Esgoto doméstico tratado aumenta a produtividade da cana em 50%

O reuso da água na agricultura é adotado há décadas na Austrália, Israel e México. No Brasil, os estudos estão apenas começando

Mais estudos são necessários para comprovar a viabilidade do reaproveitamento de água em canaviais (Foto: Assai Souza/Sxc.hu)

O alto rendimento da lavoura de cana é um dos resultados parciais de um estudo feito no programa de pós-graduação em solos e nutrição de plantas da Escola Superior de Agricultura Luiz de Queiroz (Esalq/USP), localizada em Piracicaba (SP). Durante 16 meses, período correspondente ao primeiro ciclo produtivo, o volume de cana extraído foi, em média, 50% maior.

Na parte experimental da plantação irrigada com águas obtidas pelo tratamento de esgoto doméstico, o rendimento foi de até 247 toneladas por hectare. Já a cana colhida nas áreas-controle, que recebeu manejo com água e adubação tradicional, foram 153 toneladas por hectare.

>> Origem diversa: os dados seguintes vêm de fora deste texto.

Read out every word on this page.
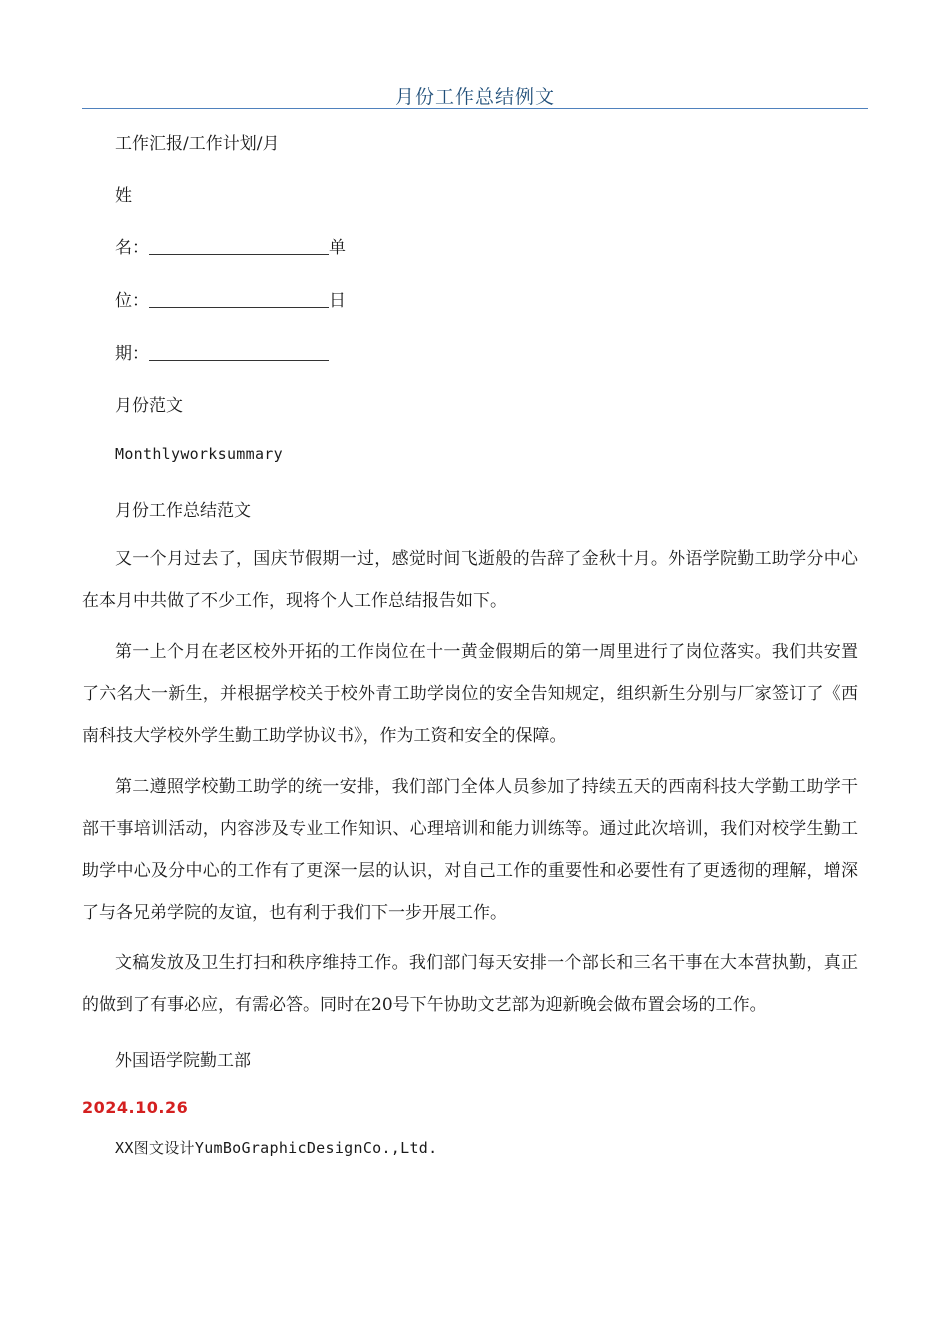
月份工作总结例文
工作汇报/工作计划/月
姓
名：	单
位：	日
期：
月份范文
Monthlyworksummary
月份工作总结范文
又一个月过去了，国庆节假期一过，感觉时间飞逝般的告辞了金秋十月。外语学院勤工助学分中心在本月中共做了不少工作，现将个人工作总结报告如下。
第一上个月在老区校外开拓的工作岗位在十一黄金假期后的第一周里进行了岗位落实。我们共安置了六名大一新生，并根据学校关于校外青工助学岗位的安全告知规定，组织新生分别与厂家签订了《西南科技大学校外学生勤工助学协议书》，作为工资和安全的保障。
第二遵照学校勤工助学的统一安排，我们部门全体人员参加了持续五天的西南科技大学勤工助学干部干事培训活动，内容涉及专业工作知识、心理培训和能力训练等。通过此次培训，我们对校学生勤工助学中心及分中心的工作有了更深一层的认识，对自己工作的重要性和必要性有了更透彻的理解，增深了与各兄弟学院的友谊，也有利于我们下一步开展工作。
文稿发放及卫生打扫和秩序维持工作。我们部门每天安排一个部长和三名干事在大本营执勤，真正的做到了有事必应，有需必答。同时在20号下午协助文艺部为迎新晚会做布置会场的工作。
外国语学院勤工部
2024.10.26
XX图文设计YumBoGraphicDesignCo.,Ltd.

“A pesquisa mostra que a irrigação com águas residuárias trouxe grande benefício. Além de atender à necessidade de água da planta, oferece nutrientes essenciais ao seu crescimento, especialmente o nitrogênio”, explica o engenheiro agrônomo Rafael Marques Pereira Leal, líder da pesquisa. O trabalho foi publicado na revista brasileira Scentia Agrícola, uma das mais importantes do segmento.

O estudo, cujo objetivo era avaliar a viabilidade técnica, benefícios e riscos do uso de efluentes nos canaviais, foi conduzido em lavoura experimental na cidade de Lins (SP), próxima à estação de tratamento de esgoto da cidade. O efluente bombeado à plantação passou antes por um filtro de areia que reteve algumas partículas em suspensão, que poderiam entupir o sistema de irrigação.

No período de monitoramento, o efluente utilizado continha, além de água, nitrogênio, fósforo e potássio – nutrientes importantes para o desenvolvimento das plantas. Normalmente, esse líquido produzido nas estações de tratamento a partir do esgoto é lançado em cursos d´água, trazendo riscos ao meio ambiente.

Rafael Leal ressalta que a técnica de reuso é comum há décadas em outros países, principalmente aqueles de climas áridos, como Austrália, Israel e México. Segundo ele, ao contrário do efluente de esgoto industrial, o doméstico tem pouca contaminação por metais pesados – daí ser o mais indicado.

Outra conclusão do estudo é que o subproduto do esgoto tratado tem alto teor de sódio, que pode ser danoso ao solo e à planta. “Por isso, a técnica exige atenção detalhada ao balanço entre as quantidades de nutrientes adicionadas por meio da irrigação e as quantidades de nutrientes requeridas pelas plantas. Isso evitaria eventuais prejuízos ao ambiente, por exemplo, por conta da lixiviação de nutrientes e acumulação de sais no solo, garantindo em última análise o aumento sustentável do rendimento da cana”, afirma o agrônomo.

Os experimentos continuam em andamento. Agora, os pesquisadores Tâmara Maria Gomes e Magnus Deon, de Piracicaba, e Julius Blum, de Lins, começam a estudar os efeitos desse tipo de irrigação na composição química da planta.

Embora o estudo tenha apontado para a viabilidade técnica do emprego do efluente no cultivo de cana, são necessárias pesquisas por período mais prolongado, em regiões de diferentes climas e solos e com cultivares diferentes de cana para confirmar os ganhos de produtividade.

Faltam também estudos que avaliem os efeitos dos efluentes nos solos, bem como legislação que discipline o uso da técnica. Além de as pesquisas ainda serem incipientes no país, o emprego da tecnologia depende também da construção de estações de tratamento nas proximidades da plantação.

Apesar de tantos senões, o trabalho tem o mérito de colocar em pauta o reuso da água na agricultura. Em todo o mundo, o setor é responsável por mais de 70% de todo o líquido consumido. O reaproveitamento significa que os recursos hídricos de melhor qualidade poderia ter usos mais nobres, como matar a sede de populações que convivem com a escassez. Ao mesmo tempo, haveria estímulos ao tratamento de esgotos.

Pesquisa do Instituto Trata Brasil mostra que, de 2003 a 2007, embora o país tenha melhorado o alcance dos serviços de coleta e de tratamento de esgoto com a retomada dos investimentos no setor e a criação do Ministério das Cidades, ainda são despejados no ambiente, aproximadamente 5,4 bilhões de litros de esgoto sem tratamento diariamente. Esses volumes contaminam solo, rios, mananciais e praias, e têm impacto direto na saúde da população.